30.10.2013 | Top-Thema Gewerbeimmobilien-Portale: Funktioniert der Kauf per Klick?

Zusätzliches Akquistionstool

Kapitel
Ist die vermittelte Bürofläche größer, wird die Wahrscheinlichkeit geringer, dass Sie über ein Internetportal vermittelt wird.
Bild: Volker Mühlenbruch ⁄

„Die Nutzung der größten Immobilienportale bildet eine Ergänzung der klassischen Vertriebskanäle.
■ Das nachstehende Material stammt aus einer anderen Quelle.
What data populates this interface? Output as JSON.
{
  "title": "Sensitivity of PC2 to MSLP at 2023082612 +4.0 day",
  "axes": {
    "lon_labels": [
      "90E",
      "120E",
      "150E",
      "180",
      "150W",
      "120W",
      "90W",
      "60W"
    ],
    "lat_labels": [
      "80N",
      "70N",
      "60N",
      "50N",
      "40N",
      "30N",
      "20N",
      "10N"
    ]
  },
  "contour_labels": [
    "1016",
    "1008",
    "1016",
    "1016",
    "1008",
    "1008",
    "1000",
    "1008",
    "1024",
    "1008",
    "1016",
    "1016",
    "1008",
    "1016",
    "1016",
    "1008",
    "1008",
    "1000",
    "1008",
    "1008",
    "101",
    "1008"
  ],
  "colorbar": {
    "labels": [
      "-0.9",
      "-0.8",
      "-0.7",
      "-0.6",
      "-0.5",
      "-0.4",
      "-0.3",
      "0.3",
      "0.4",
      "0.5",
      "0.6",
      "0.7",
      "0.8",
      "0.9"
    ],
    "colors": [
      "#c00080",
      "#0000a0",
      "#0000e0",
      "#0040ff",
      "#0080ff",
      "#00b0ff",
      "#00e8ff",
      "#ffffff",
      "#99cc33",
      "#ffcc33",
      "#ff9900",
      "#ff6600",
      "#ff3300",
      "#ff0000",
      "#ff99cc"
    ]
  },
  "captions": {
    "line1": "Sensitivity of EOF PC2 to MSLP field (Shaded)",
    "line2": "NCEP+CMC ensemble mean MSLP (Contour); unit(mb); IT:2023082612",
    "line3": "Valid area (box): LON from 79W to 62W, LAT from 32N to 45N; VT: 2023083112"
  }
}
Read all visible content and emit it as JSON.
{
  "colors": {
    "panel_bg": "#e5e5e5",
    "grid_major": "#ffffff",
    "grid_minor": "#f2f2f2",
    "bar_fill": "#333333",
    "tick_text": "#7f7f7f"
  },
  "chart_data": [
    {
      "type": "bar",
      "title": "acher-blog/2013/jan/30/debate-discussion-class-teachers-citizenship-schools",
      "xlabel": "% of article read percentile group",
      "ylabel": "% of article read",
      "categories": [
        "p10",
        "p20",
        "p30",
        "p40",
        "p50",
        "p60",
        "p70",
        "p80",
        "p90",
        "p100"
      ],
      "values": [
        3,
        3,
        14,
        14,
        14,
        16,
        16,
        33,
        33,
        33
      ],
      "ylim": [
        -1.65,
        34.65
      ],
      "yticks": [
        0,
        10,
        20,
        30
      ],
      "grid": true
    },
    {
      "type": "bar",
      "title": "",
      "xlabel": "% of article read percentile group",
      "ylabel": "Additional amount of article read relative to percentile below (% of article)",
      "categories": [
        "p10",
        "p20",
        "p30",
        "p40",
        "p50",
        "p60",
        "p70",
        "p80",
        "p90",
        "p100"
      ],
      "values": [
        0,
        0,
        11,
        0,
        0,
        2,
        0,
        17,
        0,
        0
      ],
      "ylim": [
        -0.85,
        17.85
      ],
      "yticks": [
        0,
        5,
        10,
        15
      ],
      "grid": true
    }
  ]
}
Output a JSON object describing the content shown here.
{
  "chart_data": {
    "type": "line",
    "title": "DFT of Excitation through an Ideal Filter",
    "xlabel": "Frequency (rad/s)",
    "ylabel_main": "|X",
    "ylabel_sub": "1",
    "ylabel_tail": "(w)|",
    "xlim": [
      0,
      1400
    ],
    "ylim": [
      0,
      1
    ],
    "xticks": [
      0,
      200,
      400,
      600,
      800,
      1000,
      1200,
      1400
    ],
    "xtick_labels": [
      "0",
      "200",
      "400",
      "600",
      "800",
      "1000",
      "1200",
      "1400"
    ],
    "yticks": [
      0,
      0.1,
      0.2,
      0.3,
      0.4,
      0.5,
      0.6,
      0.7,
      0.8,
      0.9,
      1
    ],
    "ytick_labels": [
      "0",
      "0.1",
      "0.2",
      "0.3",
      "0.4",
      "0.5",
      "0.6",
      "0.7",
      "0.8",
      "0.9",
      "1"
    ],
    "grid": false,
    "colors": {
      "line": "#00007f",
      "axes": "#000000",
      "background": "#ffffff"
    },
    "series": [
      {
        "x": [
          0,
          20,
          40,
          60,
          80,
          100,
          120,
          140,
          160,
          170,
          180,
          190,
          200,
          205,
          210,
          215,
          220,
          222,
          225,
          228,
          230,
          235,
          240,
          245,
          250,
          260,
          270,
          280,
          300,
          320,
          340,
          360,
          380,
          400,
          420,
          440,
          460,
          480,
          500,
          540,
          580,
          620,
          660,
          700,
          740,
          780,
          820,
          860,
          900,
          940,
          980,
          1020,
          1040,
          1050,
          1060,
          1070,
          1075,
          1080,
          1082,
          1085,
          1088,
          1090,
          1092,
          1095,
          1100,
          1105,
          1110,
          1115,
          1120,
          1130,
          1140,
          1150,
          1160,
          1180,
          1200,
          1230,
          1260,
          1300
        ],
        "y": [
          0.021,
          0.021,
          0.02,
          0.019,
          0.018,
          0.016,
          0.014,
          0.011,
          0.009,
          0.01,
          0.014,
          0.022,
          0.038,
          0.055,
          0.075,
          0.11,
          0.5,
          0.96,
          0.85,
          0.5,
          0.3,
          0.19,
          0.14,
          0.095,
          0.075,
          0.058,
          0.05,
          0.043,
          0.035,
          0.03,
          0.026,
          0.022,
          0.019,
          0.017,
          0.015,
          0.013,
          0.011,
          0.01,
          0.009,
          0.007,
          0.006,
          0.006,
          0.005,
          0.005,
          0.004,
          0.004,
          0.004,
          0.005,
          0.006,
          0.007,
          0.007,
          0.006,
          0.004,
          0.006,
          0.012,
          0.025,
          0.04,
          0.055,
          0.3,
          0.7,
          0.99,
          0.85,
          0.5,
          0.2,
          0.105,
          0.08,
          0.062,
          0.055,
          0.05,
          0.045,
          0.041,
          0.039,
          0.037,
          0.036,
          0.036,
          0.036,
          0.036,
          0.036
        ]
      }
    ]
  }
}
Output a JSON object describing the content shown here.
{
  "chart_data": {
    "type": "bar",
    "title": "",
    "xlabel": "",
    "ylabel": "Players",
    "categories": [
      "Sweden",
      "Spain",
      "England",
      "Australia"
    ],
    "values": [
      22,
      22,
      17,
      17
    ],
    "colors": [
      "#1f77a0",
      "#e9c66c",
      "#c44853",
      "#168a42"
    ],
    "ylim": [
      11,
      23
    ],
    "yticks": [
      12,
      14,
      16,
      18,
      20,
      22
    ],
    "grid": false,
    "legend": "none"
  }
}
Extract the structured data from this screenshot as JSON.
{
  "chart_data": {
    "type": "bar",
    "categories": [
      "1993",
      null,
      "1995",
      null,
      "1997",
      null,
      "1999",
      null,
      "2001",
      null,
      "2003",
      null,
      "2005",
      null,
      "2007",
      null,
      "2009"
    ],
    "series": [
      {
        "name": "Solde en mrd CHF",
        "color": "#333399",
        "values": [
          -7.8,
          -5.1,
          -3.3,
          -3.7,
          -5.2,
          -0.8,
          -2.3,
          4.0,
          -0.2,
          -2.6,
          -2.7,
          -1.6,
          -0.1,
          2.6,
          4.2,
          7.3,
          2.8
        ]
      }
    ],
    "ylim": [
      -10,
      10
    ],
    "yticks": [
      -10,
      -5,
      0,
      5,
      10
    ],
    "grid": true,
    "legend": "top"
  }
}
Unsere Hauptmotivation liegt darin, ein positives Unternehmensimage aufzubauen und zu pflegen“, stellt Marcus Zorn, Geschäftsführer von BNP Paribas Real Estate Deutschland, fest. „Selbstverständlich bilden die Portale auch ein zusätzliches Akquisitionstool und erhöhen die Effizienz bei der Kundenansprache: Allerdings nahezu ausschließlich im kleinflächigen Bürovermietungssegment zwischen 150 und 300 Quadratmetern. Gerade bei kleineren Flächen sei der Aufwand im Verhältnis zum Ergebnis relativ hoch. Großflächige Anfragen von mehr als 1.500 Quadratmetern über das Internet seien die Ausnahme, da hier professionelle Akteure agierten, die direkt mit Immobilienberatern Kontakt aufnähmen.
„Bei Ankäufen setzen wir aufgrund der hohen Transaktionsvolumina der von uns gesuchten Objekte und der komplexen Due-Diligence-Prozesse auf unser umfangreiches Netzwerk und versierte Makler mit profunden Orts- und Objektkenntnissen“, stellt Thomas Schmengler, Geschäftsführer der Deka Immobilien GmbH und Leiter An- und Verkauf, fest. Bei Verkäufen zur Optimierung der Portfolios wolle das Unternehmen künftig bei Objekten bis zu zehn Millionen Euro partiell auch mit Online-Portalen zusammenarbeiten. „Für den Käuferkreis der vermögenden Privatkunden könnte eine solche Vermarktungsplattform durchaus interessant sein“, so Schmengler.
„Für unsere Transaktionen von Gewerbeimmobilien nutzen wir – in Ergänzung zu anderen Vertriebsarten – sowohl das offene Portal als auch das geschlossene Commercial Network von Immobilienscout24. In ausgewählten Fällen bedienen wir uns auch der Portale Immonet und Immowelt“, berichtet Niclas Karoff, Geschäftsführer TLG Immobilien. Insbesondere bei der Vermietung für Büro- und Einzelhandelsflächen, aber zunehmend auch bei der Suche nach Kaufinteressenten spiele die Nutzung von Immobilienportalen eine wesentliche Rolle im Marketing-Mix des Unternehmens.
„Neben der klassischen Beratung über die Gewerbe-Hotline bieten wir Gewerbeflächen aktiv auf unserer Homepage und über das Online-Portal Immobilienscout24 an“, erläutert Matthias Kuntzen, Leiter Gewerberaummanagement, GSW Immobilien AG. Die meisten Anfragen erhalte die Gesellschaft über dieses Portal, weil viele Gewerbetreibende hier nach einem geeigneten Objekt suchten.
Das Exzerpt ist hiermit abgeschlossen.